Review dos Leitores3 Votes
66
Regresso ao Survival Horror
Vilões memoráveis
Atmosfera aterrorizante
Gameplay bem conseguido
Excelentes gráficos e performance
Personagem principal fraco
IA inimiga explorável
90

O regresso de Resident Evil ao horror, com uma nova perspetiva e personagens memoráveis

Resident Evil 7 é o regresso da série à boa forma por que foi conhecida. Após vários jogos dececionantes e spin-offs péssimos, a Capcom decidiu ouvir os fãs e, vendo o sucesso de outros títulos indie como Amnesia ou Outlast, levou novamente Resident Evil às suas raízes de horror.

Tal como os jogos acima, a Capcom optou por alterar totalmente o jogo, começando por utilizar um novo motor gráfico com perspetiva em 1ª pessoa, mas conseguiu manter todos os elementos que tornaram o jogo tão lendário, como os puzzles, corredores apertados, escassez de recursos e movimento lento.

American Horror Story

Em Resident Evil 7, vemos praticamente um reboot à série, inicialmente sem aparente ligação aos jogos anteriores, mas que se vai revelando com o tempo para que possamos entender o que realmente se passa na casa dos Bakers.

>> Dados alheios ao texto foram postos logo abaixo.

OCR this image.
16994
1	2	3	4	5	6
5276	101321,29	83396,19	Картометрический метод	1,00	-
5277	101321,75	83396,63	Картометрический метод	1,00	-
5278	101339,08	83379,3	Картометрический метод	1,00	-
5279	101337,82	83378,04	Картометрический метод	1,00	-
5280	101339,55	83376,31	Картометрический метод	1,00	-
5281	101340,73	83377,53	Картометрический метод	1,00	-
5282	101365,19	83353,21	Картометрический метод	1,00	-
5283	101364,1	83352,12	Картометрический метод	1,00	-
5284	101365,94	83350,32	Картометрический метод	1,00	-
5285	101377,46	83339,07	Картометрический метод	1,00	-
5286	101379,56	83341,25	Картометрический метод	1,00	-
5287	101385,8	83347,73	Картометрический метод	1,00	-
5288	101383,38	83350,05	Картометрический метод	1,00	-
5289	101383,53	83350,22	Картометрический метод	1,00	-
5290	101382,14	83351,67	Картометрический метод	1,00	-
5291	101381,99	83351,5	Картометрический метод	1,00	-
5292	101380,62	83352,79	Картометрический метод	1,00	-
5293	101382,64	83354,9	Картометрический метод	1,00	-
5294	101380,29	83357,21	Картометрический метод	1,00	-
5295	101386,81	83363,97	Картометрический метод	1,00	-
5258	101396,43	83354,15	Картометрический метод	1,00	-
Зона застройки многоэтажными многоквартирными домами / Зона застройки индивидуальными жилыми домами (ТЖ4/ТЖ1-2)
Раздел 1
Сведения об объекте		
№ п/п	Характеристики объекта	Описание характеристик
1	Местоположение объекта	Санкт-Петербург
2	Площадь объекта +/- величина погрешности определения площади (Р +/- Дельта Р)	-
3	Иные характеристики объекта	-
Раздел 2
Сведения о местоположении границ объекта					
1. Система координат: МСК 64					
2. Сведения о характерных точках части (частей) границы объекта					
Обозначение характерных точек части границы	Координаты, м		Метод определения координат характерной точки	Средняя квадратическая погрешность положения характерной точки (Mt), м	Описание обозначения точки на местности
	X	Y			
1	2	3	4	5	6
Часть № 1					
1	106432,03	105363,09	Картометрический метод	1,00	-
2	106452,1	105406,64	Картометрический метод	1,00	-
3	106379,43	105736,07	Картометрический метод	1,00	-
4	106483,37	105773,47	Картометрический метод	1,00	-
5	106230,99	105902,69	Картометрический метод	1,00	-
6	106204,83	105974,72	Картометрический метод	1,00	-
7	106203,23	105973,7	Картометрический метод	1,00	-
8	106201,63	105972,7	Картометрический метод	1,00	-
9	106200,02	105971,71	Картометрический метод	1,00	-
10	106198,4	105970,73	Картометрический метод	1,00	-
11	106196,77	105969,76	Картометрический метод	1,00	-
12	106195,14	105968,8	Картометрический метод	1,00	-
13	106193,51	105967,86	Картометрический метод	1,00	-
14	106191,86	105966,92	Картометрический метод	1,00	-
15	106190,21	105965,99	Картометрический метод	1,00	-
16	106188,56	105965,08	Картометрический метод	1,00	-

Neste título, jogamos com Ethan Winters que após receber um vídeo da sua esposa Mia, supostamente desaparecida à 3 anos, decide ir procurá-la. Acaba por descobrir que esta se encontra presa numa quinta no Louisiana, propriedade da família Baker.

RE7 Mia

Após aventurar-se na casa, Ethan rapidamente se encontra com Mia, apenas para ser atacado por ela devido a uma espécie de possessão que a afeta, tornando-a praticamente desfigurada e extremamente violenta.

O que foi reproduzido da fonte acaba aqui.